Il parle de Bachir comme d’une personne «qui a déconné du bocal et déliré dans sa petite piaule». Le maire tente de dédramatiser tout en saluant l’Etat français capable de repérer ces personnes isolées. Sollicité par Le Temps, le préfet de la Haute-Savoie a indiqué qu’il ne souhaitait pas s’exprimer sur le cas Bachir. Ses services ont fait savoir qu’une modification de l’assignation à résidence était en cours et que Bachir pourrait prochainement changer de lieu d’habitation afin que le calme règne à nouveau dans le village. «Mais si sa mère reste là, il viendra la voir, ça ne change rien», ont réagi une poignée d’habitants.

Depuis l’application de l’état d’urgence, 1 616 perquisitions ont été effectuées sur l’ensemble du territoire français, 172 gardes à vue, 266 armes saisies, 290 assignations à résidence. Georges-François Leclerc, le préfet de Haute-Savoie, a appelé à ne pas céder à la psychose. Selon lui, le nombre de djihadistes dans le département se compterait à ce jour sur les doigts de la main.
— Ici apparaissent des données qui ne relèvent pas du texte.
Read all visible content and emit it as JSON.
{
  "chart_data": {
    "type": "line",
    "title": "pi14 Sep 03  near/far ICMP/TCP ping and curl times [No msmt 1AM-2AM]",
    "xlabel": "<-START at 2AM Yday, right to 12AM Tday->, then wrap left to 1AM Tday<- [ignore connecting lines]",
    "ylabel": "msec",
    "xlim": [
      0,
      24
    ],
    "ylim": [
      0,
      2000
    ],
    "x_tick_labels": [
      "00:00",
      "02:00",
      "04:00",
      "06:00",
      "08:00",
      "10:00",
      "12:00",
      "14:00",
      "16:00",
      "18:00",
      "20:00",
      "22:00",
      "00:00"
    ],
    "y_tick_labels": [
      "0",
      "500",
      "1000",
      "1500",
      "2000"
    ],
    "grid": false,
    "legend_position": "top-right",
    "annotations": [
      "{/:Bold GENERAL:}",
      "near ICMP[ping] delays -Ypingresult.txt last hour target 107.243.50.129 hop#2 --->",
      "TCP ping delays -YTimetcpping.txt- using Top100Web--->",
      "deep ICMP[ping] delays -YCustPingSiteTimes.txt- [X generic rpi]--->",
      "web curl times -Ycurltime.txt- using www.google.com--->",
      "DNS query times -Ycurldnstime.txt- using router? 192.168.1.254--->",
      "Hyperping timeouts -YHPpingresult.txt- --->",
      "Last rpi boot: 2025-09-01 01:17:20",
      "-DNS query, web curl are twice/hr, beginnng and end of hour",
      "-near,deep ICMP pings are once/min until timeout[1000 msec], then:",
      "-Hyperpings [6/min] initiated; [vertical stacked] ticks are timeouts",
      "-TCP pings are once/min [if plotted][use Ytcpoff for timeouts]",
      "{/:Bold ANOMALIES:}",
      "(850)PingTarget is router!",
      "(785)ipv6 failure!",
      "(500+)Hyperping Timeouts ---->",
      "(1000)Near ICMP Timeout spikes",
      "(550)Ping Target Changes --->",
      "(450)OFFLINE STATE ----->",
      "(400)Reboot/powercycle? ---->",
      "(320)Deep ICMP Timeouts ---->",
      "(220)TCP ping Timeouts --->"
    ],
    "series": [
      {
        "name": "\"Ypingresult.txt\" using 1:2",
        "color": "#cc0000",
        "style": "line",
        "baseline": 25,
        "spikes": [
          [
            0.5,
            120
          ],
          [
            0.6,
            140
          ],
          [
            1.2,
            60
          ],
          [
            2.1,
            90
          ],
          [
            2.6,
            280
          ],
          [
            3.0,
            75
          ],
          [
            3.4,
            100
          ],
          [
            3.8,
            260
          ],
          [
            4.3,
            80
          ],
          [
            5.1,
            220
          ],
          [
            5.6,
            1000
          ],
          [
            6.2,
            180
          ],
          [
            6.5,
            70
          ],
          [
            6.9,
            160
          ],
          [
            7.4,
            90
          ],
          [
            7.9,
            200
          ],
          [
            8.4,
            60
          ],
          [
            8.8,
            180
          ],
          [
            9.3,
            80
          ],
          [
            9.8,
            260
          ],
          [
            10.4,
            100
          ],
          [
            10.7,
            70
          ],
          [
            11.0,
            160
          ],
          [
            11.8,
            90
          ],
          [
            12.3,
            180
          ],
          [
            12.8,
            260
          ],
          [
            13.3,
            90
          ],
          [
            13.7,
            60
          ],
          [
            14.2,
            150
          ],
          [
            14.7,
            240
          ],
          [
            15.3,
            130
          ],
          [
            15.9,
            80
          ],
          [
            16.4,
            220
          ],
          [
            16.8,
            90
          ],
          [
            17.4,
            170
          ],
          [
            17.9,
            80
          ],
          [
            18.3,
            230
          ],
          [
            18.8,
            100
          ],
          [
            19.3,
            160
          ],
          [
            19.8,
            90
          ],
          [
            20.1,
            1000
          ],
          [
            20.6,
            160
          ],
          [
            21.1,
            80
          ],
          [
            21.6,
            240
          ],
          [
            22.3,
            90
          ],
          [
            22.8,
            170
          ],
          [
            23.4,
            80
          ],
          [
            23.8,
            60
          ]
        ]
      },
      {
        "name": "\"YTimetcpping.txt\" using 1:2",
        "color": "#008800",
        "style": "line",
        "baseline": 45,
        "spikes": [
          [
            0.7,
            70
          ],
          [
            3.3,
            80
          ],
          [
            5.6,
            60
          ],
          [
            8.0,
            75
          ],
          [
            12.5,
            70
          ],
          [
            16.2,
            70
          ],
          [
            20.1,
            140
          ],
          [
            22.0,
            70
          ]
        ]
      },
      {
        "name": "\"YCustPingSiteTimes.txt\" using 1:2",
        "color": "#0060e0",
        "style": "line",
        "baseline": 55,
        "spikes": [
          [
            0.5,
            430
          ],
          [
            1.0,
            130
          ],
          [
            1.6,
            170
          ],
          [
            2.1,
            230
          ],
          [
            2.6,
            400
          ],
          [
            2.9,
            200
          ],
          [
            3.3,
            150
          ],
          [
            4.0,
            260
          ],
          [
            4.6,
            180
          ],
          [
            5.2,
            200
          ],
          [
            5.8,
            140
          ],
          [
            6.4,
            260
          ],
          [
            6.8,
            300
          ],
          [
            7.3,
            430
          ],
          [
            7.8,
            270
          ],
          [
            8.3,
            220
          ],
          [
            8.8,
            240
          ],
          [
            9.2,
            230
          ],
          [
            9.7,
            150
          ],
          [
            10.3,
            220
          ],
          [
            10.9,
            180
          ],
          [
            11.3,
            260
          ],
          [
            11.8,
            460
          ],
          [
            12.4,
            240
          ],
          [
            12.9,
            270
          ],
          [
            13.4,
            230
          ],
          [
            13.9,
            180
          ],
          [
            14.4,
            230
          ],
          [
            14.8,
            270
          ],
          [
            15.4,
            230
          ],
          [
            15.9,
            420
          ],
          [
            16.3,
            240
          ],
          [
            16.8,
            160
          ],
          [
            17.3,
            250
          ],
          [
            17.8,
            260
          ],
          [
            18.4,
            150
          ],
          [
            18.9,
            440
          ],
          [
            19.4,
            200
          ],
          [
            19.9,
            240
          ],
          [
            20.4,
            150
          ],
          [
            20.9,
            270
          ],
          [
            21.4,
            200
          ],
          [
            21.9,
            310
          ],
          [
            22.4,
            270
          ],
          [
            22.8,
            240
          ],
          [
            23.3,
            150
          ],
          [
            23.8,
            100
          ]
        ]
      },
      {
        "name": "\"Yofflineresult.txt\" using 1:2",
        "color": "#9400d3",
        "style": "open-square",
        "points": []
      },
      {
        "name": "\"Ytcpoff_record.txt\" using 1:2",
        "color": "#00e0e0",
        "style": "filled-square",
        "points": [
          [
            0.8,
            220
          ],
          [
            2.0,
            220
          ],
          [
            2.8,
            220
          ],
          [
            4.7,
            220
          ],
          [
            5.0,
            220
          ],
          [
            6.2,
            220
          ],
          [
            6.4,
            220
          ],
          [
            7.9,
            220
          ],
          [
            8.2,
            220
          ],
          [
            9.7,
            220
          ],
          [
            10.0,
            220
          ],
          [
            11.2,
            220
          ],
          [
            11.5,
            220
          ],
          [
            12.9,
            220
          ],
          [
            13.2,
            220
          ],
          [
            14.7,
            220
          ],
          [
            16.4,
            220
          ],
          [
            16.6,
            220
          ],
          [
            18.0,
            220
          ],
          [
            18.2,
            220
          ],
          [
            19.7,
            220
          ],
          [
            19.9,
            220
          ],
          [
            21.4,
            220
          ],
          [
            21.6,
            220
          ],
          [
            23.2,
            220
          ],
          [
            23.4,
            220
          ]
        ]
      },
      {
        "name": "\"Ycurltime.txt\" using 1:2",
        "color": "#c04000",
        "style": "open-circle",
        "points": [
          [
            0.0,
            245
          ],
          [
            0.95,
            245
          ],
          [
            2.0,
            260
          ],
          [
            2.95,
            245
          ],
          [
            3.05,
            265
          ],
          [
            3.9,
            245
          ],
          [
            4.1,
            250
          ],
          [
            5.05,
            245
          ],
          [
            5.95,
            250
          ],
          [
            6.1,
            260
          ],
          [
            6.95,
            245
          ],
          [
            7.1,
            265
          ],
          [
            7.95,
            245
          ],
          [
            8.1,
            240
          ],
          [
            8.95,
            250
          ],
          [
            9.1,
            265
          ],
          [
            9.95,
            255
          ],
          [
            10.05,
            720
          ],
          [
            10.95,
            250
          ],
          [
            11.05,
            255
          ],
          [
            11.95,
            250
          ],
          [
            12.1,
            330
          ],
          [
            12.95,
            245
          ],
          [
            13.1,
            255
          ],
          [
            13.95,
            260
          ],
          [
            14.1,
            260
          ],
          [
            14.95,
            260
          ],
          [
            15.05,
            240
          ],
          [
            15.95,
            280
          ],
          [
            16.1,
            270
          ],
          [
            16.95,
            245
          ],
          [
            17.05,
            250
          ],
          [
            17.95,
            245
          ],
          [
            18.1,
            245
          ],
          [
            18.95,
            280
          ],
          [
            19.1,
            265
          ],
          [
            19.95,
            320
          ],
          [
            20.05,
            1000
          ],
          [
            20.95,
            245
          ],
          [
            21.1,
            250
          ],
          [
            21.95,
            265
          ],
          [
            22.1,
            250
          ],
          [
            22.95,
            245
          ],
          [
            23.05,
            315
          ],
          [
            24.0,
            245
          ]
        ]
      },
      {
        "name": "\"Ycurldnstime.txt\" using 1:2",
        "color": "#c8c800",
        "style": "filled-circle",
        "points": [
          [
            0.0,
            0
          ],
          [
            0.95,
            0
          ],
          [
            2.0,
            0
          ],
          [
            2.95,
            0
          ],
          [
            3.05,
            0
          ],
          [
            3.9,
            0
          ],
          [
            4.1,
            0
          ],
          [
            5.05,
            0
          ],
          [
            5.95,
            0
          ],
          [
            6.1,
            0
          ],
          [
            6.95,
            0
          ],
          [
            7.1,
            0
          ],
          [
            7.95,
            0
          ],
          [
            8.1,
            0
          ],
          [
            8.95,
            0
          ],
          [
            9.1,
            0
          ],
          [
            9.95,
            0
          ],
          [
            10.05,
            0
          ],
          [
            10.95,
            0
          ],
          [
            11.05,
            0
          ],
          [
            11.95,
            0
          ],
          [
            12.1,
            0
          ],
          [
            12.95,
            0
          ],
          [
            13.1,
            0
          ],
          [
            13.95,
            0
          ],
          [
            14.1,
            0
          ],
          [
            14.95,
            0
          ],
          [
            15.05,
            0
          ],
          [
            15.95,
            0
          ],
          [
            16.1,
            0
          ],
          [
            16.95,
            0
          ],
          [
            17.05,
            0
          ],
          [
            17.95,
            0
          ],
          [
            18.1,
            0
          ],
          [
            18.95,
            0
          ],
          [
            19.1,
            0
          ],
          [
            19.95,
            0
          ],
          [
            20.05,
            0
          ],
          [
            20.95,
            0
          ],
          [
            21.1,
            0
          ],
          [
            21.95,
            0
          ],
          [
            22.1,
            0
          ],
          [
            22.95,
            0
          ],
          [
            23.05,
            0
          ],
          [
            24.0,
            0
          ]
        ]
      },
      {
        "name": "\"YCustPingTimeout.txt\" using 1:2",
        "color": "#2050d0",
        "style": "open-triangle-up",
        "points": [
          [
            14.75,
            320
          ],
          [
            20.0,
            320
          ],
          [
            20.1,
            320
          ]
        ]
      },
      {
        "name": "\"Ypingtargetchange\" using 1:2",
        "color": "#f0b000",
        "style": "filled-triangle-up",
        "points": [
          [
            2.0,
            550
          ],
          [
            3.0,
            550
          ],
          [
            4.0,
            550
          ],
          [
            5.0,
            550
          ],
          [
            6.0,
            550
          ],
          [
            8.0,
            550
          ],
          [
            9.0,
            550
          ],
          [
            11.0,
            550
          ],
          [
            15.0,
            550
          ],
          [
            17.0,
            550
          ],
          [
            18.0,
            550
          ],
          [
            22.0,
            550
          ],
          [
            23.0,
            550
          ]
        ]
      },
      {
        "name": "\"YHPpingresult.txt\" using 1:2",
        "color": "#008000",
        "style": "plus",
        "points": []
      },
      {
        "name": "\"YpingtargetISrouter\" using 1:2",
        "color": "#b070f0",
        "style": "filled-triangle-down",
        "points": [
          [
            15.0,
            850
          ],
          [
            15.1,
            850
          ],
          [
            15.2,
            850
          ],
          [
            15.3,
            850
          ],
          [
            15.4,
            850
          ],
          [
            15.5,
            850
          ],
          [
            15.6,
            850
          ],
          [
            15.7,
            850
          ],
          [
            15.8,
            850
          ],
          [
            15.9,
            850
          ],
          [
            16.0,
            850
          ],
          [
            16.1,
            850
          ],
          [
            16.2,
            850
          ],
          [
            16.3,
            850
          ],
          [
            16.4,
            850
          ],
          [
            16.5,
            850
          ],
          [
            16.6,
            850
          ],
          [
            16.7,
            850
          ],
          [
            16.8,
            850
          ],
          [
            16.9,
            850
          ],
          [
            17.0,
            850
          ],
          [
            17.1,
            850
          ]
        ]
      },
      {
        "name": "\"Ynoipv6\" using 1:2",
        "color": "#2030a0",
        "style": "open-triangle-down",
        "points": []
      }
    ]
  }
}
Et moins d’une dizaine se trouverait actuellement en Syrie.

Le plus dangereux de ces djihadistes est Mourad Fares, originaire de Thonon, longtemps considéré comme le recruteur des combattants français. Il est aujourd’hui incarcéré en France. Outre Fillinges, des perquisitions administratives se sont déroulées à Faverges, Seynoz, Thonon où aucune arme n’a été trouvée, mais où des ordinateurs, des sommes d’argent et de la drogue ont été saisis.

A Ferney-Voltaire (Pays de Gex), deux imams de la mosquée de Genève ont reçu la visite de gendarmes dans la nuit du 25 novembre. Dans la vallée de l’Arve, près de Cluses, six perquisitions ont été menées mercredi dernier. Un prédicateur autoproclamé endoctrinant des jeunes dans un foyer de travailleurs a été assigné à résidence. «Cette fois on est dans du dur», a confié un proche du dossier au Dauphiné Libéré.